No sé qué ocurrió con el apetito de la gente ese día, ya que a las nueve y media de la noche le entró a todo el mundo un hambre de rinoceronte. Una pareja situada a mis espaldas encargó unos espaguetis a la boloñesa que cenaron sobre sus rodillas mientras el concierto avanzaba tema tras tema. Que más da el artista, el respeto por los músicos y todas esas chorradas. Quizás el arte sea como la playa: da hambre.

Algo de razón tenían. En las advertencias anti-Covid que sonaron al inicio nada decía de prohibido comer albóndigas a la boloñesa.
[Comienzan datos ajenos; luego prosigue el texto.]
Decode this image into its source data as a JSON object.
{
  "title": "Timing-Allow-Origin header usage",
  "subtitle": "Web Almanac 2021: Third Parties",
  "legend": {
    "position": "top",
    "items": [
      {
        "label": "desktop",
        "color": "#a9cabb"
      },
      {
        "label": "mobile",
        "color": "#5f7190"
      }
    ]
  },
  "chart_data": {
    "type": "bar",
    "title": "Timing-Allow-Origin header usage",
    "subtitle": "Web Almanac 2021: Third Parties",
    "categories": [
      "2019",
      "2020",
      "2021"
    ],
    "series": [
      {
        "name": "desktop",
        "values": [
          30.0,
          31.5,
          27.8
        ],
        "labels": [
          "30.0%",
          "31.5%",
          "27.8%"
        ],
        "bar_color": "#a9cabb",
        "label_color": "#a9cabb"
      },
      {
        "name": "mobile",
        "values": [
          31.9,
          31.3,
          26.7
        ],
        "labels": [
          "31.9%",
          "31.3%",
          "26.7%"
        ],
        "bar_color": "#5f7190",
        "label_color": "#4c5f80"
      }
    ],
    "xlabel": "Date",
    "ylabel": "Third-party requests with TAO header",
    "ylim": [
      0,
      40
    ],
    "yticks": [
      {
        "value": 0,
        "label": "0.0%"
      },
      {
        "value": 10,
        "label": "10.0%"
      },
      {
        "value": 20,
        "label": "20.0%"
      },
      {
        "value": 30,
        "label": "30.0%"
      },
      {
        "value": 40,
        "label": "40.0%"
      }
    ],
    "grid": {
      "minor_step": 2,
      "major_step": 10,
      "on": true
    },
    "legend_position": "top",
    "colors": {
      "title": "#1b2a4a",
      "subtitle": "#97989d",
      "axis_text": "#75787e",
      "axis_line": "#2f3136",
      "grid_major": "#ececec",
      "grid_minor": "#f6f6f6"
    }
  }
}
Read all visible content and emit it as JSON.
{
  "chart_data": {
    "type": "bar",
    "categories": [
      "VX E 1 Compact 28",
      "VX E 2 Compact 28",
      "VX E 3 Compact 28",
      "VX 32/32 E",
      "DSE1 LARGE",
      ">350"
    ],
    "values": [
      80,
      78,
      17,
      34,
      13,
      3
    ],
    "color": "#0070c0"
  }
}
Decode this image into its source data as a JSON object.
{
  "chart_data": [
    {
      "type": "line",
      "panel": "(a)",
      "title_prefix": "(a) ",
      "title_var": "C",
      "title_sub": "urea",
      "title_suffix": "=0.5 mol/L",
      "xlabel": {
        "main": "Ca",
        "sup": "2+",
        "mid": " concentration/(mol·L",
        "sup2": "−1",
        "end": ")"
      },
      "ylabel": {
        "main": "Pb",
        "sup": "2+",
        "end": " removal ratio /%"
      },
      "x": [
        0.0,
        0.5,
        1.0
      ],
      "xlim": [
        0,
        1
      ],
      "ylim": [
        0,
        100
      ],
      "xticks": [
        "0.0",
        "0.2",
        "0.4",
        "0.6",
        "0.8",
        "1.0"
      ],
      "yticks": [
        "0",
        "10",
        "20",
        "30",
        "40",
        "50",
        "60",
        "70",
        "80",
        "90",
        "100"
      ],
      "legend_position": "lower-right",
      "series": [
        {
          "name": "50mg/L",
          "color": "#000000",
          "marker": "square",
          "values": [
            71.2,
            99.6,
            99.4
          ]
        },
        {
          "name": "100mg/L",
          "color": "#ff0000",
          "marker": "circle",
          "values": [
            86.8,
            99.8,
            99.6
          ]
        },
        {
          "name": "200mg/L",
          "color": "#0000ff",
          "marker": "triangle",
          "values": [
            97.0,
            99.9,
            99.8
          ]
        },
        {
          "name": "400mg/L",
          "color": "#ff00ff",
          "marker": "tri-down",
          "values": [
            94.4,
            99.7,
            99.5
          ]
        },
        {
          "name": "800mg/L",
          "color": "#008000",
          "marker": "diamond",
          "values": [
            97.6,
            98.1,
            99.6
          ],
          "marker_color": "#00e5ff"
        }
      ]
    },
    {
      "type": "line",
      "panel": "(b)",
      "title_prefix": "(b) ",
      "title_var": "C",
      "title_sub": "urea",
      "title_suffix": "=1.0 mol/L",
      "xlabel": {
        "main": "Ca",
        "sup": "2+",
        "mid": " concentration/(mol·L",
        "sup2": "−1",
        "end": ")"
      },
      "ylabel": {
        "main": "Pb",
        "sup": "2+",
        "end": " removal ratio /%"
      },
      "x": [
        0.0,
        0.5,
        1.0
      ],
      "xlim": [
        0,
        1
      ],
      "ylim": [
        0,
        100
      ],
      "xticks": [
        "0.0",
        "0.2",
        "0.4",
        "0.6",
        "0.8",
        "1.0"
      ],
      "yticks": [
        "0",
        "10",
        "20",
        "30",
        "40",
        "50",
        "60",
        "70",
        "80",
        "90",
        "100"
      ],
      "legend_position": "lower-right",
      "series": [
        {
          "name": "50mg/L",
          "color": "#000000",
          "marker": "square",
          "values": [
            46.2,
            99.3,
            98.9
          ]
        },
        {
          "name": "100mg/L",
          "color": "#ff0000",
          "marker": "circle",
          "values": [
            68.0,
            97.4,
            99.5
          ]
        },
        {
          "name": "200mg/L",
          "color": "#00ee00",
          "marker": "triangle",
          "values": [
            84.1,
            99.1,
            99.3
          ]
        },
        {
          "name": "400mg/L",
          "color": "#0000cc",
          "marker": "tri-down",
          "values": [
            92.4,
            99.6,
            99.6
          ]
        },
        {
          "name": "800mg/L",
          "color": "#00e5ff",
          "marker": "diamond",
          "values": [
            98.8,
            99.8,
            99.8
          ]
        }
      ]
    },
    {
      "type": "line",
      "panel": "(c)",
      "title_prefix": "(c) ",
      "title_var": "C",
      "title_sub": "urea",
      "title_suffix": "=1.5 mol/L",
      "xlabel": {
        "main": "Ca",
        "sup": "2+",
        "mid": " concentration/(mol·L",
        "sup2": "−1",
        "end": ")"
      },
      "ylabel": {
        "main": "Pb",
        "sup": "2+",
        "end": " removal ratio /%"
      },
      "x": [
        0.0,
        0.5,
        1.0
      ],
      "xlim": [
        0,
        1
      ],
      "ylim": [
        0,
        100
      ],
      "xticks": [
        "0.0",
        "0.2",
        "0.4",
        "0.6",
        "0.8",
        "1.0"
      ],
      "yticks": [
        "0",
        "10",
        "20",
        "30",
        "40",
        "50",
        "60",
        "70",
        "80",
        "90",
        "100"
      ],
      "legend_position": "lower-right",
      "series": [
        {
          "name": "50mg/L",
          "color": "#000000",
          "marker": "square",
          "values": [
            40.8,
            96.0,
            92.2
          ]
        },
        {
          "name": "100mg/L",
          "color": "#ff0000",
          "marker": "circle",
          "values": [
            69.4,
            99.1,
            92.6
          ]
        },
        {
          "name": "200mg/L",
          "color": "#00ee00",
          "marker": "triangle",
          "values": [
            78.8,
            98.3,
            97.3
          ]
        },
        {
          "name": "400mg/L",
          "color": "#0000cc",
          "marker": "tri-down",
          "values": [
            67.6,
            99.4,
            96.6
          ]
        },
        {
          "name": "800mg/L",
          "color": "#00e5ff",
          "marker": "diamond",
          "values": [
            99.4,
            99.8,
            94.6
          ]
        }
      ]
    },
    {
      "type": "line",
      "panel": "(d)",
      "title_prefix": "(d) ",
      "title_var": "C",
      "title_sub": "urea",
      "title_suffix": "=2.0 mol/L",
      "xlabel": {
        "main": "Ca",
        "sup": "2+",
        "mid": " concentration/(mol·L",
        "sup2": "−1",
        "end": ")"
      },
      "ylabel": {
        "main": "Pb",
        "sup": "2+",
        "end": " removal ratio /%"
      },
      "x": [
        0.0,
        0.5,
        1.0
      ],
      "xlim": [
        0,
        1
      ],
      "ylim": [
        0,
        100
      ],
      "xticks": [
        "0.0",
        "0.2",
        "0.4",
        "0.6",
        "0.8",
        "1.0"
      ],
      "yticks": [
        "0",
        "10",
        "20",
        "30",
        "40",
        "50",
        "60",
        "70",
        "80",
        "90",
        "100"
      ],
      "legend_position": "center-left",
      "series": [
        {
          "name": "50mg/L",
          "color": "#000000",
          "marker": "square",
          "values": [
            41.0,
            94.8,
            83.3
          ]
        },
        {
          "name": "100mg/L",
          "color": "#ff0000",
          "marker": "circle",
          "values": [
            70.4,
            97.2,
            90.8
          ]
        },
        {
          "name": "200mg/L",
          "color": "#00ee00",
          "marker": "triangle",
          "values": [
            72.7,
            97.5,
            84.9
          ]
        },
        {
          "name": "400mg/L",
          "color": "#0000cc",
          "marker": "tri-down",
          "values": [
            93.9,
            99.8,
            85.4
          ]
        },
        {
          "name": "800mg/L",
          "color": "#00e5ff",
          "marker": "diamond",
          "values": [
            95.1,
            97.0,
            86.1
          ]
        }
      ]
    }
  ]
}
En cambio, sí se pudo escuchar: “ESTÁ PERMITIDO BAJARSE LA MASCARILLA EN EL MOMENTO DE COMER O BEBER, Y EVITE DESPLAZARSE DE UN LADO A OTRO, A NO SER QUE VAYA A ADQUIRIR COMIDA Y BEBIDA”. Desde luego, el señor de la megafonía ignoraba que el verbo “permitir” lo iban a permutar por el de “deber”.

Es verdad que había una Unidad Supervigilante Anti-Covid que cuando percibían que desfilabas más que para Giorgio Armani, venían a reñirte. Pero la poli ya no es lo que era, porque en cuanto se daban la media vuelta se reían de ellos y hacían oídos sordos. Igualito que en el instituto pero con personas de cincuenta años.

Y como en todos los institutos, a mi lado había una pandi de malotas superchulitas. Unas veinte mujeres juntaron las sillas a su gusto hasta construir un cenáculo en el que, sin mascarilla, hacían de todo: comer, beber, hablar de la renovación del cuarto de baño de una y de que Paula iba a llegar preñada de Mallorca. Y Paula para aquí y Paula para allá. Gritaban como unas hienas en pleno parto y les traía al pairo el concierto. Me estaban dando la noche.

En una pausa entre una canción y otra, llegó el momento de unas bonitas palabras del músico. En pleno silencio solo se oían gritar a las de las sillas del cenáculo mágico, repasando la vida de su amiga Paula. Mi paciencia llegó a tal límite que le pegué un grito desgarrado y continuado en el tiempo:

“¡¡¡SILENCIOOOOOOOOOOOOOOOOOOOOOOOOOOOOOOOOOOOOOO!!!

Ni me miraron.

“¡¡¡SILENCIOOOOOOOOOOOOOOOOOOOOOOOOOOOOOOOOOOOOOO!!!

Se levantaron despavoridas y se marcharon con sus bártulos tres metros hacia adelante mientras varias personas me aplaudían.

Sin duda, esta ha sido una de las gestas de la historia, superadas solo por dos o tres batallitas del Cid.

Después me quedé un poco abochornada, pero se me olvidó aplaudiendo y cantando desde mi silla de oferta del Leroy Merlín. Comodísimas, por cierto.